Во всяком случае, говорящему стало ясно, что слуга не намеревается исполнять его приказание привести лошадь из конюшни. В этом случае помимо простого повторения приказания возможны некие побудительные или вопросительные косвенные иллокутивные воздействия, направленные на то, чтобы выяснить условия успешности иллокутивного акта. Например, говорящий может сказать: «Ты что, не слушал, что я говорю? » или «Я, кажется, ясно сказал тебе, что бы ты привел из конюшни мою лошадь», или «Ты что – оглох, тебе что, надоело твое место? » и т. д.
Ничего этого говорящий не делает. Вместо этого он сам идет на конюшню, нарушая одно из важнейших условий «направления приспособления между словами и миром». Статусы господина и слуги подразумевают определенные речевые конвенции между ними.

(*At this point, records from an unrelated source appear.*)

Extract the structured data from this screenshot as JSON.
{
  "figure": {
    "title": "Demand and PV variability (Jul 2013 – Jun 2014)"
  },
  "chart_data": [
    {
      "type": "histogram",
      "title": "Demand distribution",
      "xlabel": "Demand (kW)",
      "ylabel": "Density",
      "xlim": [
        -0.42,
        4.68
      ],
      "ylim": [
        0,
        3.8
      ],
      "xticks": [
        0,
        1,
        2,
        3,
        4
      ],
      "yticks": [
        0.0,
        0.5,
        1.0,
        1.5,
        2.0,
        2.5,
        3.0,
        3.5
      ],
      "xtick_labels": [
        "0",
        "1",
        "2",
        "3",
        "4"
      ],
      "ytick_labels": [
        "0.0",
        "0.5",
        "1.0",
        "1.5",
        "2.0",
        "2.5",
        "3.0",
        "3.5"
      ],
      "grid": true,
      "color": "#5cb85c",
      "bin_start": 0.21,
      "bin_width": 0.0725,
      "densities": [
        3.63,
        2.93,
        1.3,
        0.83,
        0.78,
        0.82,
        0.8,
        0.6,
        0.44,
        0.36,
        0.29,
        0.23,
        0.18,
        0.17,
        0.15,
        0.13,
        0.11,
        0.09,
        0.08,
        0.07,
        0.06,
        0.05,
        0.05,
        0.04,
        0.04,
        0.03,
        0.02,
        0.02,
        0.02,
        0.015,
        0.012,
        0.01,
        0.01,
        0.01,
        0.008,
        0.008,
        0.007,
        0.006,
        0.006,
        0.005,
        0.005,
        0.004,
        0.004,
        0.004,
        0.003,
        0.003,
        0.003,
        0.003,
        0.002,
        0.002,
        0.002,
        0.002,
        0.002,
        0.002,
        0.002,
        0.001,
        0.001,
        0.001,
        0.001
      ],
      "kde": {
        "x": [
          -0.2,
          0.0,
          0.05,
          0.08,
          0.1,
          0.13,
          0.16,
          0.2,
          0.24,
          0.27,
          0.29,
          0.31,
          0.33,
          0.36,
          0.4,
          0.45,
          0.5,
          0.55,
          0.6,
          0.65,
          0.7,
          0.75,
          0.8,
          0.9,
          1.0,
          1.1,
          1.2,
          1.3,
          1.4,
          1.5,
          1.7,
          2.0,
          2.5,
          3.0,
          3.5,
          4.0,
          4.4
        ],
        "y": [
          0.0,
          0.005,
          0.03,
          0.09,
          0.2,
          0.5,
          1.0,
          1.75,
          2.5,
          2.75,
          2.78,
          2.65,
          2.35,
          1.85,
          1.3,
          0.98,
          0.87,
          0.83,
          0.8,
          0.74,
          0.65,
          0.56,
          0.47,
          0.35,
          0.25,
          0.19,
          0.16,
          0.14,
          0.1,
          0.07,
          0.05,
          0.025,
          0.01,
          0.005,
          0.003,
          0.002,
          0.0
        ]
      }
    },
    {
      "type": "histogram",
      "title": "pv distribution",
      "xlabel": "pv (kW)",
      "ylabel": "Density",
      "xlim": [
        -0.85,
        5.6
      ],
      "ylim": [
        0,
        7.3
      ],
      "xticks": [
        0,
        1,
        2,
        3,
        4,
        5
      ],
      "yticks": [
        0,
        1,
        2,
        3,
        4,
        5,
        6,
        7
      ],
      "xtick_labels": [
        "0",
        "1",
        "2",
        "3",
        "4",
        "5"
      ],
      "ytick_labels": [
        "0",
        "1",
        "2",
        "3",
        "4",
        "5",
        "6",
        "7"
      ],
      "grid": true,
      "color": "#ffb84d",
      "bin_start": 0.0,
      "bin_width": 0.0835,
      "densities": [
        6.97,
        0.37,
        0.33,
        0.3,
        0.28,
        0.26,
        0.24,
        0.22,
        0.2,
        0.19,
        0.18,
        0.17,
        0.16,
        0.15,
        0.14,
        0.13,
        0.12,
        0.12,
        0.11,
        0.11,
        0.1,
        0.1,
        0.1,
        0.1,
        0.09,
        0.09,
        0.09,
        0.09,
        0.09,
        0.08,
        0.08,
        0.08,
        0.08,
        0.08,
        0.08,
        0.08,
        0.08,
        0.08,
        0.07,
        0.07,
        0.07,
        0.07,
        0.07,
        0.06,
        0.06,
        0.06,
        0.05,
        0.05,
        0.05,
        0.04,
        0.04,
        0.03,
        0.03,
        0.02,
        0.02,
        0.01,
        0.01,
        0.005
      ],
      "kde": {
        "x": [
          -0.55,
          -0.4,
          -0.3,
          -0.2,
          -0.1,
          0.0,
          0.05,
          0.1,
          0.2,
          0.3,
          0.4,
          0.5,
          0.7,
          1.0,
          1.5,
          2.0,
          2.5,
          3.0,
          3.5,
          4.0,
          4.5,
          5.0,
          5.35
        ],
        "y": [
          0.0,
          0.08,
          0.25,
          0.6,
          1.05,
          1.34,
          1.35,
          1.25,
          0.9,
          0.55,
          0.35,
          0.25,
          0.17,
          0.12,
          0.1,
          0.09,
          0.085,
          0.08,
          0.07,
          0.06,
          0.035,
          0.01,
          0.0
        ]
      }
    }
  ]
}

И тот факт, что господин в ответ на вольное или невольное непослушание слуги идет и выполняет действие, которое должен был выполнить слуга, является вопиющим нарушением правил языковой игры между говорящим-господином и слушающим-слугой.
Здесь возможно было бы объяснение, в соответствии с которым между слугой и господином установились некие неформальные отношения, вследствие которых господин вместо того, чтобы повторить приказание, наказать слугу и т. п., просто обиделся на него как на равного, и его жест – то, что он пошел в конюшню, и сам оседлал лошадь – факт этой затаенной обиды.
Однако дальнейшее развитие событий не подтверждает этой гипотезы. Оказывается, что слуга не просто отказывается повиноваться элементарным приказаниям господина и не только не собирается следовать за своим господином, что было бы наиболее естественно, но он еще берет на себя смелость на осуществление речевого действия, которое явно не входит в его компетенцию как слуги, спрашивая господина о его намерениях.
На что следует столь же неадекватная реакция господина. Вместо того чтобы одернуть, поставить слугу на место, он покорно отвечает ему.
В сущности, приведенный текст не только представляет собой цепь непонятных и ничем не мотивированных коммуникативных неудач, но и демонстрирует абсурдность самой идеи речевого поведения. Последние слова говорящего после уже не вызывающего удивления завязавшегося и поражающего в таких обстоятельствах своей наигранной обыденностью диалога, логически переворачивают и абсурдируют всю ситуацию «отъезда».
2. ЛЮДВИГ ВИТГЕНШТЕЙН
Как мы можем что-то утверждать об этом человеке, если мы о нем ничего не знаем? Мы знаем только, что он хочет уехать. Но почему? Мы можем сказать только, что он вырвался из какой-то привычной формы жизни, из каких-то привычных языковых игр, он больше не может в них пребывать. Он вырвался из привычной связи фактов и предложений. Поэтому немудрено, что все, что он говорит, не укладывается в привычную картину того, что обычно говорят люди и как они реагируют на слова собеседника. Слуга не понял его, когда он приказал привести из конюшни лошадь, но, возможно, эта просьба была настолько удивительна в обстоятельствах, о которых мы ничего не знаем, что удивление слуги было наиболее естественной реакцией на его слова. Возможно, что до этого он только что читал книгу или спокойно завтракал. И что такое в данном случае «не понял»?
– Убирайся вон!
– Не понял!..
«Не понял» здесь не выражение отсутствия собственно понимания, но скорее выражение удивления, ошеломленности. И ничего удивительного, что в таком экстремальном состоянии, когда этот человек принял столь необычное и, возможно, внезапное решение, он уже не удивляется непониманию слуги. Он выпал из обыденных форм жизни. Для него слуга уже не слуга. Он обращается к нему за помощью скорее по инерции той обыденной формы жизни, из которой он выпал. Он не может с ним обращаться, как обычно обращаются со слугами. Ругают их, поторапливают и т. д.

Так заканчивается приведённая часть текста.